I need to expose application-wide metrics for Prometheus collection from a Kubernetes application that is deployed with multiple instances, e.g. scaled by Horizontal Pod Autoscaler. The scrape point is exposed by every instance of the pod for fail-over purposes, however I do not want Prometheus to actually call the scrape endpoint on every pod's instance, only one instance at a time and failover to another instance only if necessary.
The statistics is application-wide, not per-pod instance, all instance endpoints report the same data, and calling them in parallel would serve no useful purpose and only increase a workload on the backend system that has to be queried for statistics. I do not want 30 calls to the backend (assuming the app is scaled up to 30 pods) where just one call would suffice.
I hoped that exposing the scrape endpoint as a k8s service (and annotating the service for scraping) should do the trick. However instead of going through the service proxy and let it route the request to one of the pods, Prometheus seems to be going directly to the instances behind the service, and to all of them, rather than only one at a time.
Is there a way to avoid Prometheus calling all the instances, and have it call only one?

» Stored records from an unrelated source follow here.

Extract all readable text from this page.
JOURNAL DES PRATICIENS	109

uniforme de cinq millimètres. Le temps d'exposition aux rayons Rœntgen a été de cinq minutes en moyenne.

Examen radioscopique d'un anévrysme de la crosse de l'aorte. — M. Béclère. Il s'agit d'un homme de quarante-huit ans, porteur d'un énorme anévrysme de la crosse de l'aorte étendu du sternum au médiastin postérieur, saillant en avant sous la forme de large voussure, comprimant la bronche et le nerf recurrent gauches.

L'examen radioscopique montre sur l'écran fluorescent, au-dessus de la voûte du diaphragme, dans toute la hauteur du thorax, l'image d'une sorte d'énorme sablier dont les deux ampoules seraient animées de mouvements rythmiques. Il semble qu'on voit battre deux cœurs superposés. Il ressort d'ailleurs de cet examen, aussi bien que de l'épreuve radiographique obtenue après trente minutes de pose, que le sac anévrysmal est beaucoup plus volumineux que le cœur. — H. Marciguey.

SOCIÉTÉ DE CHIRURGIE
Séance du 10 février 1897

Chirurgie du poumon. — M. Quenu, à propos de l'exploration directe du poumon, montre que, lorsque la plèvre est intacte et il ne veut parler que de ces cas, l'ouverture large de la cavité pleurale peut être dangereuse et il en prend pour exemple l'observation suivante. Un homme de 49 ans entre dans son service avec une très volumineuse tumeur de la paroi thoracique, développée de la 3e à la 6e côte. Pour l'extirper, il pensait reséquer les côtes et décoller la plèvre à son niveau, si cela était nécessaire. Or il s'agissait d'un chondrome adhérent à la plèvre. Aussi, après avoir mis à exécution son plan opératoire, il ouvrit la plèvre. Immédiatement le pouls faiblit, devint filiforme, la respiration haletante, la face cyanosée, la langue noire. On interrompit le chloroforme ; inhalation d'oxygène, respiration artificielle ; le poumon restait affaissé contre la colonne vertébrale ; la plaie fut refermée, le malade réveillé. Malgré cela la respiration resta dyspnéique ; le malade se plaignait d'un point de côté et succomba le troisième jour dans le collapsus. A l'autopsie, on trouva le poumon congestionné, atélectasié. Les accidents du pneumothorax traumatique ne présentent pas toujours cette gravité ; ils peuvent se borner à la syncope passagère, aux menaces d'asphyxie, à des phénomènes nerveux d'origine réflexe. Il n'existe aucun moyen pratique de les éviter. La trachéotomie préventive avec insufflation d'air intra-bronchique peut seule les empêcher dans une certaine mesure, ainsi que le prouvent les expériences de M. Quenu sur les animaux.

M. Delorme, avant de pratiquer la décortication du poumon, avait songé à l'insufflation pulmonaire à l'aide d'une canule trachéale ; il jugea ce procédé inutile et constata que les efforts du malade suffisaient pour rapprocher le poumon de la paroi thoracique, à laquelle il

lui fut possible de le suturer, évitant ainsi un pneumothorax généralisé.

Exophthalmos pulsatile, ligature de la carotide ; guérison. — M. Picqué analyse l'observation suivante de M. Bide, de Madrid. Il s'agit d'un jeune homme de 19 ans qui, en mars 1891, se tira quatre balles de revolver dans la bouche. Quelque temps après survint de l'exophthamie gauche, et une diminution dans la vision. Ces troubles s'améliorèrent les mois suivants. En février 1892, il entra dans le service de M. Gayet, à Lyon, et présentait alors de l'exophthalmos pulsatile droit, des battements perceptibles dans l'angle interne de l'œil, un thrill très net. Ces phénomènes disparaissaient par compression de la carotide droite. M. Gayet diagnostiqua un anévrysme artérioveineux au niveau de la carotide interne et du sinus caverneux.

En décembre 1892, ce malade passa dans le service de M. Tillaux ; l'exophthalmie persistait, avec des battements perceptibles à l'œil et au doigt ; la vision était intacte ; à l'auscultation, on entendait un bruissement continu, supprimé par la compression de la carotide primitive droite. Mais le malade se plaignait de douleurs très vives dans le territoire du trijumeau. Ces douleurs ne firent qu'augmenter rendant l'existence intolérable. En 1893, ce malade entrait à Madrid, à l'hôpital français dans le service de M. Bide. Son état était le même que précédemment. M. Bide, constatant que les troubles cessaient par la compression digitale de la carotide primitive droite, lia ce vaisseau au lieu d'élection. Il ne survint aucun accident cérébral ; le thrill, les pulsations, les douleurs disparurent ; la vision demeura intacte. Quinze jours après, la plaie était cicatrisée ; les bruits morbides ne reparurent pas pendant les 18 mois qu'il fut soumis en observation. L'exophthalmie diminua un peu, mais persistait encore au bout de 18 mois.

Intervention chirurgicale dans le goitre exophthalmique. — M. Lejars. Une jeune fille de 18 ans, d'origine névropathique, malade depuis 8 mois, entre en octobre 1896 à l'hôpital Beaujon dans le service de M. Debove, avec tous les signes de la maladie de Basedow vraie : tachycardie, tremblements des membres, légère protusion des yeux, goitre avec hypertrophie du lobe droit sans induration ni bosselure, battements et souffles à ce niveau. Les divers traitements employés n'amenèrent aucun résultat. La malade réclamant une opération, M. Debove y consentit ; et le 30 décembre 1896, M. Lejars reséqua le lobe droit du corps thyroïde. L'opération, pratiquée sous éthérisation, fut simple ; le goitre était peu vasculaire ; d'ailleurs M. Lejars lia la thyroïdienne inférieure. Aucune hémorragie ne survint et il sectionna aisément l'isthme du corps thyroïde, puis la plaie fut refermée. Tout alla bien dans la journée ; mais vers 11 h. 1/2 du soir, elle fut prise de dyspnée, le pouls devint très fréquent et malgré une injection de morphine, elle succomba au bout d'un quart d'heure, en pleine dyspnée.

The service is defined as:
apiVersion: v1
kind: Service
metadata:
name: k8worker-msvc
labels:
app: k8worker-msvc
annotations:
prometheus.io/scrape: 'true'
prometheus.io/path: '/metrics'
prometheus.io/port: '3110'
spec:
selector:
app: k8worker
type: LoadBalancer
ports:
- protocol: TCP
port: 3110
targetPort: 3110
In case this is not possible, what are my options other than running leader election inside the app and reporting empty metrics data from non-leader instances?
Thanks for advice.